Friday, August 12, 2005

Climate Change Tipping Point
It's Getting Hot in Herre

From the London Guardian's Climate Change special section, disturbing news from Siberia:

 
A vast expanse of western Sibera is undergoing an unprecedented thaw that could dramatically increase the rate of global warming, climate scientists warn today.

Researchers who have recently returned from the region found that an area of permafrost spanning a million square kilometres - the size of France and Germany combined - has started to melt for the first time since it formed 11,000 years ago at the end of the last ice age.

The area, which covers the entire sub-Arctic region of western Siberia, is the world's largest frozen peat bog and scientists fear that as it thaws, it will release billions of tonnes of methane, a greenhouse gas 20 times more potent than carbon dioxide, into the atmosphere.

It is a scenario climate scientists have feared since first identifying "tipping points" - delicate thresholds where a slight rise in the Earth's temperature can cause a dramatic change in the environment that itself triggers a far greater increase in global temperatures.
[...]
Climate scientists yesterday reacted with alarm to the finding, and warned that predictions of future global temperatures would have to be revised upwards.

"When you start messing around with these natural systems, you can end up in situations where it's unstoppable.

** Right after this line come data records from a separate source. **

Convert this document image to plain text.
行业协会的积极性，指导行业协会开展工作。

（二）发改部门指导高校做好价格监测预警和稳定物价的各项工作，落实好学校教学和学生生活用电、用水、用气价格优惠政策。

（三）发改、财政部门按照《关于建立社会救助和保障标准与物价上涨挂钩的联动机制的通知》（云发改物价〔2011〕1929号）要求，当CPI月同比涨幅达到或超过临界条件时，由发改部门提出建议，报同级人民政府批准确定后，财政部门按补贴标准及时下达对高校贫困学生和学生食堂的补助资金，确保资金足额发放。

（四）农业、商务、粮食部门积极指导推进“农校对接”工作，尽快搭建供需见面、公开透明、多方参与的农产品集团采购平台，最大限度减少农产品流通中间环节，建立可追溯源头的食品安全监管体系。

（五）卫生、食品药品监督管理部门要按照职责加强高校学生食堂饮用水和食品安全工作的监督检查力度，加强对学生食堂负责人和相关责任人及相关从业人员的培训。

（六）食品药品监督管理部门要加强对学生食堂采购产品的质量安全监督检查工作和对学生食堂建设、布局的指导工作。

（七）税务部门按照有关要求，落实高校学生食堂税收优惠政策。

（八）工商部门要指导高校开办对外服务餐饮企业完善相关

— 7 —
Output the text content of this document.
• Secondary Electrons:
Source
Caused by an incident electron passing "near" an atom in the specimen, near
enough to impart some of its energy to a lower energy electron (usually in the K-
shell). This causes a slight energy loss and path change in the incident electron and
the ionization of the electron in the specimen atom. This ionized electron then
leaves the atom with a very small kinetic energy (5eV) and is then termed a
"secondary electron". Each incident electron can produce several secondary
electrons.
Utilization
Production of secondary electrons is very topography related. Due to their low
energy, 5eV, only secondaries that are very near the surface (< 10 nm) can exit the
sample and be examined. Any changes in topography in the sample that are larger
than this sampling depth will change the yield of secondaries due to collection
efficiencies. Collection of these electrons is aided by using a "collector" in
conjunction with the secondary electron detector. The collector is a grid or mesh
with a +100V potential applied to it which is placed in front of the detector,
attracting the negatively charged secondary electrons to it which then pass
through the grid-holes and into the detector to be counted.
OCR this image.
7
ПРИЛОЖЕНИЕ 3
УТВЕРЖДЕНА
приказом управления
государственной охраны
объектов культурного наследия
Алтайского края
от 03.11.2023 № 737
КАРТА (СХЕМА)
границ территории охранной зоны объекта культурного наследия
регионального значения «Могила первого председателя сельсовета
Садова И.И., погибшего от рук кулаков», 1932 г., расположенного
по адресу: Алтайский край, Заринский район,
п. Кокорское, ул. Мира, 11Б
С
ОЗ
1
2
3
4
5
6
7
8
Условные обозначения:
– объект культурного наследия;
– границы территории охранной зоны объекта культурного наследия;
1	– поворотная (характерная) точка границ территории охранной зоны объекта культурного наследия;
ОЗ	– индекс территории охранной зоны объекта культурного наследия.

There are no brakes you can apply," said David Viner, a senior scientist at the Climatic Research Unit at the University of East Anglia.

"This is a big deal because you can't put the permafrost back once it's gone. The causal effect is human activity and it will ramp up temperatures even more than our emissions are doing."
 


I've been pretty busy this week, and I hope to have some down time from my compost bin building this weekend to do some pent-up posting, including a summary that I've been keeping around for awhile on the triumverate of climate change articles that appeared in the New Yorker last May (one of which is concerned primarily with melting permafrost). I may joke about this subject a bit, what with my nod to Nelly in the subhead above, but this is all deadly serious stuff--something we Americans tend to take as fluffy philosophical debate but which the Europeans, who have lost thousands of lives in heat waves during previous summers, are keenly attuned to. We need to be better tuned. Alright, I'll get off my whiny soapbox now.